Ylioppilastutkinto 2020

Suggestion for an enviroment in which a Matriculation Exam can take place in an informationally secure way.

© Vertebratan 2017

Abstract

This work describes a software architecture in response to the Hackabi2 contest held by the Finnish Matricluation Examination Board. The goal of this work is to provide answers to the information security issues with the current electronic exam system, by describing a completely different approach.

The architecture is aimed to be flexible, parts of it can be deployed independently. Ensuring realistic deployment goals. The new approach will simplify the system facing the end users, such as, the supervisors, teachers, principals and the candidates. This work is written assuming that a fundamentally correct architecture will be safer and more efficient.

License

This work (kilpailutyo.html) and all of its attachments, authored by Vertebratan are licensed under a Creative Commons Attribution 4.0 International License. Only publish this work with a reference to its signature (kilpailutyo.signed).

What is an exam system?

First, we must understand what are we protecting. The Matriculation Exam is an exam in which candidates are reviewed and scored by their ability to answer the given assignments with restricted material. There must be a device that the candidate uses to answer, this is the endpoint. There also must be an exam server, or couple in the exam environment, because many schools don’t have the requisite bandwidth available for interfacing with cloud services in real-time.

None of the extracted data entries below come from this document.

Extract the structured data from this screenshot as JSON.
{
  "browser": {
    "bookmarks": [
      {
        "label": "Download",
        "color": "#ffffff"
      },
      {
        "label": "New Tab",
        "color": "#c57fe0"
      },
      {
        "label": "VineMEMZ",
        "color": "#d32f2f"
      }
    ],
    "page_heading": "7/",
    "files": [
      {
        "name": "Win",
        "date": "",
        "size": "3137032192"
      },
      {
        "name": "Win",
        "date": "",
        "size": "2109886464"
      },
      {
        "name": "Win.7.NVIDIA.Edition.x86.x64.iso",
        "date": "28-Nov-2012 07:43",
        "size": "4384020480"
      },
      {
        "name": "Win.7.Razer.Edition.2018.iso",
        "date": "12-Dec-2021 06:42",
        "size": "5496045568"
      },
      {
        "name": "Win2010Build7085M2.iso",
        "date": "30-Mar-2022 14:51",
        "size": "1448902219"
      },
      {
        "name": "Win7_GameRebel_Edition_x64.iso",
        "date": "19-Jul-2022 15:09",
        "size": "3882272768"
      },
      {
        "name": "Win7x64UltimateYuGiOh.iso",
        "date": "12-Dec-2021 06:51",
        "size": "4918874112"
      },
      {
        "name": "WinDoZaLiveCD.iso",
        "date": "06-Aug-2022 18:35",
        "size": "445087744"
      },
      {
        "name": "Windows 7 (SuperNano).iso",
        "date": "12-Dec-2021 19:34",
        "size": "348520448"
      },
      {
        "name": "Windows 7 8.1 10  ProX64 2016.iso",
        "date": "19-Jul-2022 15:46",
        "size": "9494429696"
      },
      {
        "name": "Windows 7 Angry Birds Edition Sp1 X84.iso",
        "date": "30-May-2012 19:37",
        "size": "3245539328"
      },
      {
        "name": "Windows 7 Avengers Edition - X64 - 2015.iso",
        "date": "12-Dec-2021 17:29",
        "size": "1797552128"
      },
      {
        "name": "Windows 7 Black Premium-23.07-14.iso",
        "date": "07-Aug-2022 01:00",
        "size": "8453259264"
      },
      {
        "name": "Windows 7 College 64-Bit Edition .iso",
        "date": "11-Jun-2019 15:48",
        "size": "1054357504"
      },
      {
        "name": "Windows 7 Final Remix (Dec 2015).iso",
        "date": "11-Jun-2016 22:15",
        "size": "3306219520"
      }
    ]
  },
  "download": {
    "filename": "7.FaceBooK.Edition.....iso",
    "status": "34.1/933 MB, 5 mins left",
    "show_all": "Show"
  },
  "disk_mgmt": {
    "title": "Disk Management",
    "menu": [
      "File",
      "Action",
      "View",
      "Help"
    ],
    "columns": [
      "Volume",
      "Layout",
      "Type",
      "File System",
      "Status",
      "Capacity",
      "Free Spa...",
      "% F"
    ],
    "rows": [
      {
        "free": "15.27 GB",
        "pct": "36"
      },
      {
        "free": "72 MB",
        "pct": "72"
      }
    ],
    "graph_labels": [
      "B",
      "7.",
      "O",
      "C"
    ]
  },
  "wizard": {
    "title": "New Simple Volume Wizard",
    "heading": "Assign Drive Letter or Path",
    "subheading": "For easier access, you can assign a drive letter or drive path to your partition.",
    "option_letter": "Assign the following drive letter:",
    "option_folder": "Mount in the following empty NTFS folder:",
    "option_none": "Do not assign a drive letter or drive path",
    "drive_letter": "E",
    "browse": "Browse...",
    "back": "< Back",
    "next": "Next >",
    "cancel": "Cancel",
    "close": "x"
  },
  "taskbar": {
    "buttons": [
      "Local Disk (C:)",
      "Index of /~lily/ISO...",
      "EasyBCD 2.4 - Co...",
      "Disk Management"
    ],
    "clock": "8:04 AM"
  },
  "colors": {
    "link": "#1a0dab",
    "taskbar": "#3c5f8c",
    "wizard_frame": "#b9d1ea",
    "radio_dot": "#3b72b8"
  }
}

The most important aspect of the exam is to give every candidate a fair opportunity in the exam. The exam consists of:

  1. The assignments, these assignments must be revealed to all candidates at the same time.

  2. The answers to these assignments, it is important that all answers remain untampered for review.

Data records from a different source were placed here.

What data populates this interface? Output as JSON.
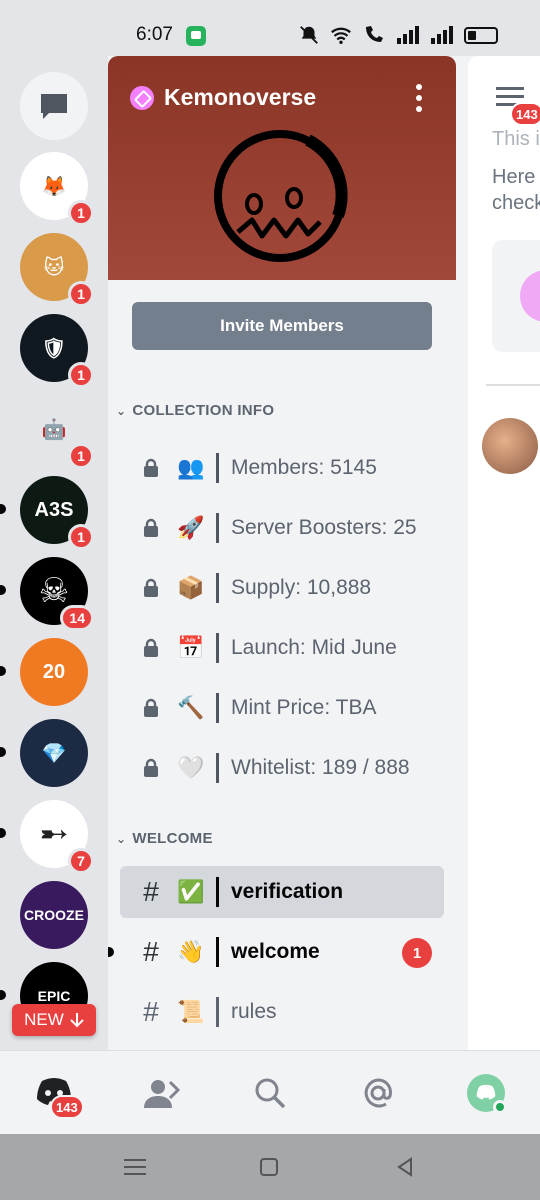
{
  "status_bar": {
    "time": "6:07"
  },
  "rail": {
    "dm_icon": "chat-bubble-icon",
    "guilds": [
      {
        "name": "fox-guild",
        "badge": "1",
        "bg": "#ffffff",
        "glyph": "🦊",
        "unread": false
      },
      {
        "name": "cat-guild",
        "badge": "1",
        "bg": "#d99a4a",
        "glyph": "🐱",
        "unread": false
      },
      {
        "name": "shield-guild",
        "badge": "1",
        "bg": "#101820",
        "glyph": "🛡",
        "unread": false
      },
      {
        "name": "robot-guild",
        "badge": "1",
        "bg": "#e3e5e8",
        "glyph": "🤖",
        "unread": false
      },
      {
        "name": "a3s-guild",
        "badge": "1",
        "bg": "#0d1a14",
        "glyph": "A3S",
        "unread": true
      },
      {
        "name": "skull-guild",
        "badge": "14",
        "bg": "#000000",
        "glyph": "☠",
        "unread": true
      },
      {
        "name": "football-guild",
        "badge": "",
        "bg": "#f07a22",
        "glyph": "20",
        "unread": true
      },
      {
        "name": "crystal-guild",
        "badge": "",
        "bg": "#1c2a44",
        "glyph": "💎",
        "unread": true
      },
      {
        "name": "bullet-guild",
        "badge": "7",
        "bg": "#ffffff",
        "glyph": "➸",
        "unread": true
      },
      {
        "name": "crooze-guild",
        "badge": "",
        "bg": "#3a1a5e",
        "glyph": "CROOZE",
        "unread": false
      },
      {
        "name": "epic-guild",
        "badge": "",
        "bg": "#000000",
        "glyph": "EPIC",
        "unread": true
      }
    ],
    "new_pill": "NEW"
  },
  "server": {
    "name": "Kemonoverse",
    "invite_label": "Invite Members",
    "categories": [
      {
        "label": "COLLECTION INFO"
      },
      {
        "label": "WELCOME"
      }
    ],
    "locked_channels": [
      {
        "emoji": "👥",
        "name": "Members: 5145"
      },
      {
        "emoji": "🚀",
        "name": "Server Boosters: 25"
      },
      {
        "emoji": "📦",
        "name": "Supply: 10,888"
      },
      {
        "emoji": "📅",
        "name": "Launch: Mid June"
      },
      {
        "emoji": "🔨",
        "name": "Mint Price: TBA"
      },
      {
        "emoji": "🤍",
        "name": "Whitelist: 189 / 888"
      }
    ],
    "text_channels": [
      {
        "emoji": "✅",
        "name": "verification",
        "badge": ""
      },
      {
        "emoji": "👋",
        "name": "welcome",
        "badge": "1"
      },
      {
        "emoji": "📜",
        "name": "rules",
        "badge": ""
      }
    ]
  },
  "peek": {
    "badge": "143",
    "line1": "This i",
    "line2": "Here",
    "line3": "check"
  },
  "tabbar": {
    "home_badge": "143"
  }
}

  3. The exam environment, it is important that all candidates have access to the same material during the exam. The board declares the material that the candidate has access to.

Our attacker is a malicious candidate trying to get unfair advantage in the exam, or simply sabotage it, by attacking at least one of these aspects of the system.

Key issues with the current exam system

  1. USB thumb drives

    USB thumb drives are being used to distribute software for the candidates to use during the exam. The candidates are to boot the software on their endpoints, by themselves at the beginning of the exam. The distribution and use of these USB thumb drives has proved to be clumsy, and very time consuming at the beginning of the exam.

    Also, the fact that the software on the USB drive is unprotected and the general disorder within the exam space during the this ‘initialization period’ of the exam, creates an attack vector in which malicious candidate could utilize any software during the exam. This arbitrary code execution flaw is the biggest issue with the current system. And it cannot be fixed with any software security measures, as it s the architecture that is flawed.

  2. Social security numbers

    Social security numbers are used to authenticate each candidate, the supervisors have list of every candidate, and their SSN. The supervisors are to authenticate every student in to the exam environment by checking that the candidate has input their name and SSN just before entering the exam. The candidate may enter after these fields are confirmed valid by the supervisor, the supervisor gives the candidate a key that can be used to enter the exam. This is very clumsy, and some think that giving everybody’s SSNs to the supervisors is questionable.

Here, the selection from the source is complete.